В том же году Сталин заключил договор с Гитлером, к которому были приложены ставшие известными у нас в стране секретные протоколы, и 1сентября фашисты напали на Польшу. А вскоре с другой стороны польскую границу перешли наши войска. Идеологическое обеспечение этой операции взяли на себя не только политработники, но и стихотворцы. Гёте, имея в виду отношение художника к миру реальностей, как-то заметил: “Всё преходящее есть только символ”. Мы можем с грустью подтвердить, что даже поблёкшая позолота старых символов способна долго обманывать. Один, безусловно, даровитый стихотворец, который тогда, осенью 1939года, пересёк на танковой броне польскую границу, вряд ли думал, что меняет только географические координаты — совершалось движение в область, чуждую понятиям нравственности. Он писал: “...То с востока идёт заря”. Это была ложь — шли танки, согласно тайному сговору Гитлера и Сталина. Воистину “каждый пишет, что он слышит, каждый слышит, как он дышит” (Б.Окуджава).

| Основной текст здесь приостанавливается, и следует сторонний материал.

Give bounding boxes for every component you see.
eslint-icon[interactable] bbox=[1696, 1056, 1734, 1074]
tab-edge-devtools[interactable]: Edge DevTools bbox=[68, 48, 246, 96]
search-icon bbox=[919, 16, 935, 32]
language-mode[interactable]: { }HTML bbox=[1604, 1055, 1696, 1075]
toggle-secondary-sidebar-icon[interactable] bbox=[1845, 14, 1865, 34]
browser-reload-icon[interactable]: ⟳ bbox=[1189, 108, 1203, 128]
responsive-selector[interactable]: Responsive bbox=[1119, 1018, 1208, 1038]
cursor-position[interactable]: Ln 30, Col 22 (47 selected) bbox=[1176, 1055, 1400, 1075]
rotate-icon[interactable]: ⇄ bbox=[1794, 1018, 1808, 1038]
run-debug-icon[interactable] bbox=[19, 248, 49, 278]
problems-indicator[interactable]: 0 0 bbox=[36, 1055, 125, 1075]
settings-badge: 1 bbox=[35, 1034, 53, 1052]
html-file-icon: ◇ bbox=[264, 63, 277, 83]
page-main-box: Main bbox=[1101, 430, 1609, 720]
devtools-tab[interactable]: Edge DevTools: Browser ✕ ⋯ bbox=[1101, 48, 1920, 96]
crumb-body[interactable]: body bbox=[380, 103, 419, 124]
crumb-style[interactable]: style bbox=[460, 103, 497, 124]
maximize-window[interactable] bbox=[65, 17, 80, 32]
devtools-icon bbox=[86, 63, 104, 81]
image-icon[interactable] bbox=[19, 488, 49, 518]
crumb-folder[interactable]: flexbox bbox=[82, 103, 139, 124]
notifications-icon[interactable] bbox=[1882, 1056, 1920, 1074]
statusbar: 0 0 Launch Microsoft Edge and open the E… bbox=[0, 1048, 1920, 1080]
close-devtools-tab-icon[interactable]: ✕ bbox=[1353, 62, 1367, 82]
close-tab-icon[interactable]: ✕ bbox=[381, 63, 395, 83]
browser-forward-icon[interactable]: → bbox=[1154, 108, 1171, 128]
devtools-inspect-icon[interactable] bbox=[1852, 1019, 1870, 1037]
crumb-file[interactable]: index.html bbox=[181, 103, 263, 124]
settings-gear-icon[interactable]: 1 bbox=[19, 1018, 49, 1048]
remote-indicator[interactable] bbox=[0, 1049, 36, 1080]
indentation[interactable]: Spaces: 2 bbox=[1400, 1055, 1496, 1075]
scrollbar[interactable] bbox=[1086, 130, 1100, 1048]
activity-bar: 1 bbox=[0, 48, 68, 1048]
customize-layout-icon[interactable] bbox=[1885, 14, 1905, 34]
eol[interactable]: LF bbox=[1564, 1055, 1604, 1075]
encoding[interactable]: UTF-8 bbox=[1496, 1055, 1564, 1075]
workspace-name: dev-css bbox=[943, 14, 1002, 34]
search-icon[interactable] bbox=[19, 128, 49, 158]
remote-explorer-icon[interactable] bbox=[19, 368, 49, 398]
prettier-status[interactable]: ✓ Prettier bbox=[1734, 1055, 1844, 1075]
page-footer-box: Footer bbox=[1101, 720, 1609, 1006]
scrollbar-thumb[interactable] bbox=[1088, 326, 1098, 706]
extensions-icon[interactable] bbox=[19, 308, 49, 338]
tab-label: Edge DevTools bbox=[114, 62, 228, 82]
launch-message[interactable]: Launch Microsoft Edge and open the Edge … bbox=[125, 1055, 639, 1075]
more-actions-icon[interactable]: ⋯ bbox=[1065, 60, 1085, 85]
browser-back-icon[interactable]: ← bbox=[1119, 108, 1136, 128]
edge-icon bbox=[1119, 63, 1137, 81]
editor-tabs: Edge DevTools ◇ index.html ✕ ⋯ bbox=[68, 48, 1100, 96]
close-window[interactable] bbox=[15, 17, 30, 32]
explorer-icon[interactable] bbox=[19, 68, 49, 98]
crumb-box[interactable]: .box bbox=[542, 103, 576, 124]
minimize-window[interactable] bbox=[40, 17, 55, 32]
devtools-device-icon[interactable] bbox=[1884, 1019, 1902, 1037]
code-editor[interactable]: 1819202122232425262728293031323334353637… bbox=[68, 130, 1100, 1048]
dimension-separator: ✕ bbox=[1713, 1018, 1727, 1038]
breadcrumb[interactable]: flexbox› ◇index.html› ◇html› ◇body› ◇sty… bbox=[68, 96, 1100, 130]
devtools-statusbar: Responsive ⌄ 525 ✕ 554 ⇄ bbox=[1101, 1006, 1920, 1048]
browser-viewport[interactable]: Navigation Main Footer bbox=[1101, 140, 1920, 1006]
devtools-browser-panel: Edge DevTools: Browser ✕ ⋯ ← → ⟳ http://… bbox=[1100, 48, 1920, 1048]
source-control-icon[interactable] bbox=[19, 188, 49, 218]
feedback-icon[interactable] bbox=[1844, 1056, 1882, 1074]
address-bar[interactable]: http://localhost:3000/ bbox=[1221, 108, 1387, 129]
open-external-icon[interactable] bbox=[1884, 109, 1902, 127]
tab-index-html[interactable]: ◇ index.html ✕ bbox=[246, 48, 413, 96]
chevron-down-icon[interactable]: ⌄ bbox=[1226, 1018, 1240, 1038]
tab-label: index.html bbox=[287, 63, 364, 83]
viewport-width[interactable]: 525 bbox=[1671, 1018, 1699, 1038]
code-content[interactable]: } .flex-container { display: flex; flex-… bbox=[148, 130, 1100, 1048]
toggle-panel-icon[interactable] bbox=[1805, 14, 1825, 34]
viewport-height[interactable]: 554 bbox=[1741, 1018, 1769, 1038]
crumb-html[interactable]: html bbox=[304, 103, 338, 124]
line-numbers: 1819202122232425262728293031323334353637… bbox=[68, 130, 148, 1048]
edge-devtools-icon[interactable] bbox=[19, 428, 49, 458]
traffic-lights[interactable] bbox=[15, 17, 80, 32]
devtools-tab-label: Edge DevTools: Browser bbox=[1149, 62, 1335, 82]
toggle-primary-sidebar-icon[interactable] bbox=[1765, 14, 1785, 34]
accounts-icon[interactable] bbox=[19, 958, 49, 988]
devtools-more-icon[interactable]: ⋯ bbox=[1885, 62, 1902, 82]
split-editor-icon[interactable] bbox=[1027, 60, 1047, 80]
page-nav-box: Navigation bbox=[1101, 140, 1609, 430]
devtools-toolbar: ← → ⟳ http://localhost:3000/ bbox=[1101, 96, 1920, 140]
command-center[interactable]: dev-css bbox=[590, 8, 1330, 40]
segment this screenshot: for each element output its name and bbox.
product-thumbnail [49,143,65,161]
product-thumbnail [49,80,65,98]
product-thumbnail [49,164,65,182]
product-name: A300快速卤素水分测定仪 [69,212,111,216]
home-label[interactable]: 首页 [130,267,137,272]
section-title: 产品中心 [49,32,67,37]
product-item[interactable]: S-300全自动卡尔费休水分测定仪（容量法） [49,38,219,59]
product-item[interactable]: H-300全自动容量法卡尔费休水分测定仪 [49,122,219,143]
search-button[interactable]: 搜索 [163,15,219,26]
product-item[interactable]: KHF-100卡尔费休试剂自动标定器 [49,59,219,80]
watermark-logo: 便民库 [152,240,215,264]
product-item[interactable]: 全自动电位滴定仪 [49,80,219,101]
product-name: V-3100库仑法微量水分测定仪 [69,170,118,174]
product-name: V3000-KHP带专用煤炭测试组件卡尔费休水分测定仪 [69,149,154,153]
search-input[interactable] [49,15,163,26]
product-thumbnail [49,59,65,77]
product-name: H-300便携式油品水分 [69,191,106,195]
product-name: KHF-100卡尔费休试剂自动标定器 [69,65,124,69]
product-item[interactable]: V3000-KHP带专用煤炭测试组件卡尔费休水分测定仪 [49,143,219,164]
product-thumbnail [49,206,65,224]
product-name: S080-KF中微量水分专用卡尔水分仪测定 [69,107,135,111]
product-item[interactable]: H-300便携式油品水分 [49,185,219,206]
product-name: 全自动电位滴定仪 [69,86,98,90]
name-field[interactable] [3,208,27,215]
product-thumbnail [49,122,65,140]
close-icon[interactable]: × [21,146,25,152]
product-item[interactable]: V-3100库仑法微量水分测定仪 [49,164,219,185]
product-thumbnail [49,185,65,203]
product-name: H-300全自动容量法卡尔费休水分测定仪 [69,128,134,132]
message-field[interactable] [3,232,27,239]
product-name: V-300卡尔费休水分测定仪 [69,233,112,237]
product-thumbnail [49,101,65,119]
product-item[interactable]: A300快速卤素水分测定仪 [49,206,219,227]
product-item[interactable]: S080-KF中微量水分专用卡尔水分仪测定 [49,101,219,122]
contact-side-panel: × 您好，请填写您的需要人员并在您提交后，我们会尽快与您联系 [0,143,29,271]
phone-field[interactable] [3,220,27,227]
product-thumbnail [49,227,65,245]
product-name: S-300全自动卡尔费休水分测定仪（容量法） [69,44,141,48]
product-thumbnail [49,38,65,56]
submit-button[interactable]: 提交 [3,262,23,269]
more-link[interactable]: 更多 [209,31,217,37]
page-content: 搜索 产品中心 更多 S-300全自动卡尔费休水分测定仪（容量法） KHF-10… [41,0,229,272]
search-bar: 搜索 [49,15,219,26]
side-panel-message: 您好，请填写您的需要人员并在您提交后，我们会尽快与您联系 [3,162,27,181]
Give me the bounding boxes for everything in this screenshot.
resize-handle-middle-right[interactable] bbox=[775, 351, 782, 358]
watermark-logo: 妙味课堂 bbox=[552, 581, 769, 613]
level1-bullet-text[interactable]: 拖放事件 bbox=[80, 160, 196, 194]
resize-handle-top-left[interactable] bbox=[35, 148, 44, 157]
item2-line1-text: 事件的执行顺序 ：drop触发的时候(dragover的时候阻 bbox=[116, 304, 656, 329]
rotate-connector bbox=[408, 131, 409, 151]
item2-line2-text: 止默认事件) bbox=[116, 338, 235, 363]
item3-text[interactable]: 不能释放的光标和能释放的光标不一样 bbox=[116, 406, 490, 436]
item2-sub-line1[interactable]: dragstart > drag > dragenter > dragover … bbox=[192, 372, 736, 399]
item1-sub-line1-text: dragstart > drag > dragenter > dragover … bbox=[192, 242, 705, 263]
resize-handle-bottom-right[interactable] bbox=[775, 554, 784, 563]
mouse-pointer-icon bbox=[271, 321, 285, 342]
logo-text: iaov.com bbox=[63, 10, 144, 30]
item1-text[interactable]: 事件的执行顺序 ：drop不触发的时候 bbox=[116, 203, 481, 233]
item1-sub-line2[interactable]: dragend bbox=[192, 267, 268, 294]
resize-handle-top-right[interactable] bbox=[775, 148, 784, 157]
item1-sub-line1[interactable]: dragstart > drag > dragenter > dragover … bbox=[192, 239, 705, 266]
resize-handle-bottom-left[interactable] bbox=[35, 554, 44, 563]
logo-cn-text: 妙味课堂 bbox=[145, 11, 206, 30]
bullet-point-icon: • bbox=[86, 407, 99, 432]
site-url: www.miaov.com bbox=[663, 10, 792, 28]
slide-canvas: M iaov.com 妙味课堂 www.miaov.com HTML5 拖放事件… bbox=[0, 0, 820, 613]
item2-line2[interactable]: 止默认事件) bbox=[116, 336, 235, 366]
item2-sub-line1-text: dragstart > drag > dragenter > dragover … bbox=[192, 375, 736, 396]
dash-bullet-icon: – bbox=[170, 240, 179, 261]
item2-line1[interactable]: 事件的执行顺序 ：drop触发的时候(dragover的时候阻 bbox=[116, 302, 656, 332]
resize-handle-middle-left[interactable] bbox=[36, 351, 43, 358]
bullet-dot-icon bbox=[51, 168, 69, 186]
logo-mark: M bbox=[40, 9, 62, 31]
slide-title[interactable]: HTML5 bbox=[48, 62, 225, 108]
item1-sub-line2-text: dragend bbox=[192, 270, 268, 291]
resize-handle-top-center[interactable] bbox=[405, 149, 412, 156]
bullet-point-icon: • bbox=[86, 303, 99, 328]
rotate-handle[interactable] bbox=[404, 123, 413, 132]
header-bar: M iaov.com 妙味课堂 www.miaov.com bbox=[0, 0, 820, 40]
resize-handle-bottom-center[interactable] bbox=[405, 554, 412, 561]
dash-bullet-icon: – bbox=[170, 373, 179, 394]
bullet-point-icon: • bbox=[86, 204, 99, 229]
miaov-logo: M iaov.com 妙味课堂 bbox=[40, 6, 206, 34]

Дышать становилось всё труднее. Стихотворение Владимира Луговского названо «Наступление». Но 17сентября наступать уже было не на кого — польская армия была раздавлена гусеницами вермахта, а оставшиеся деморализованные части жолнежей в основном сдавались в плен. После чего красноармейцы и солдаты Гитлера прошлись маршем на небольшом параде в Бресте...
Напиши стихотворец о событиях 1939года правду, он разделил бы участь той безвинной Руси, которая корчилась “под кровавыми сапогами и под шинами чёрных марусь”, если говорить словами Ахматовой из её «Реквиема».
А кровавый молох массовых репрессий породил в народе страх. Его ещё не скоро и не легко удастся изжить окончательно. Но страх более всего присущ самой авторитарной власти, и эта власть, вряд ли зная поэтическую формулу, что душа обретается в Боге, всегда подозрительно относилась к самому понятию “душа”, а слово “Бог” повсеместно преследовалось полицейскими методами.
Ещё раз повторю: поэзия спасла душу народа. И русский поэт Александр Галич в послевоенный, но сходный по политической окраске с 1939-м год воскликнул: “Граждане, отечество в опасности — наши танки на чужой земле”. Это голос патриота. Такие слова содержат надежду на искупление нашей вины перед миром и перед собой.
Сколь же велик контраст между бодрячески-декларативными, откровенно имперскими строфами «Наступления» и теми стихами, что рождены Великой Отечественной войной и остались в народной памяти: «Враги сожгли родную хату...» М.Исаковского, поэма о Тёркине А.Твардовского, «Жди меня» К.Симонова — всё это о мире человека, о его надеждах, о вере в справедливость. Давно растворилась в небытие выспренняя и помпезная книга стихов о Сталине — подарок советской поэзии к его 70-летию. В списке авторов этого юбилейного сборника немало достойнейших имён. По-человечески обвинить их невозможно. Не все способны к подвигу. Однако у поэзии иной счёт.
Мандельштам писал:
...Как пехотинцы
Мы умрём, но не прославим
Ни хиши, ни подёнщины, ни лжи.
И ещё:
Лишив меня морей, разбегов и разлёта
И дав упор насильственной земли,
Чего добились вы? Блестящего расчёта
Губ шевелящихся отнять вы не смогли.
Да, это правда — не смогли. Несмотря на всю свою неизмеримую физическую мощь. И мы — свидетели сокрушительного поражения авторитаризма. Граница между духовностью и бездуховностью проходит там же, где проходит граница между истиной и ложью, между подвигом и предательством, между Богом и дьяволом. И каждому предоставлена свобода выбора. В том числе поэту.
Некогда Достоевский сказал юноше Мережковскому: “Молодой человек, чтобы писать, страдать надо”. Не переживи Достоевский гражданскую казнь и “мёртвый дом”, едва ли он стал бы тем, кого знает весь мир.
И всё же человек не устаёт надеяться на добро и справедливость. Сейчас особенно.
Может быть, сегодня поэзия словно бы охвачена неким оцепенением, её животворный организм томится в ожидании прозрения. А что если это состояние похоже на косноязычие пророка, когда уста его затвердевают — столь значительно откровение, которое предстоит поведать свету.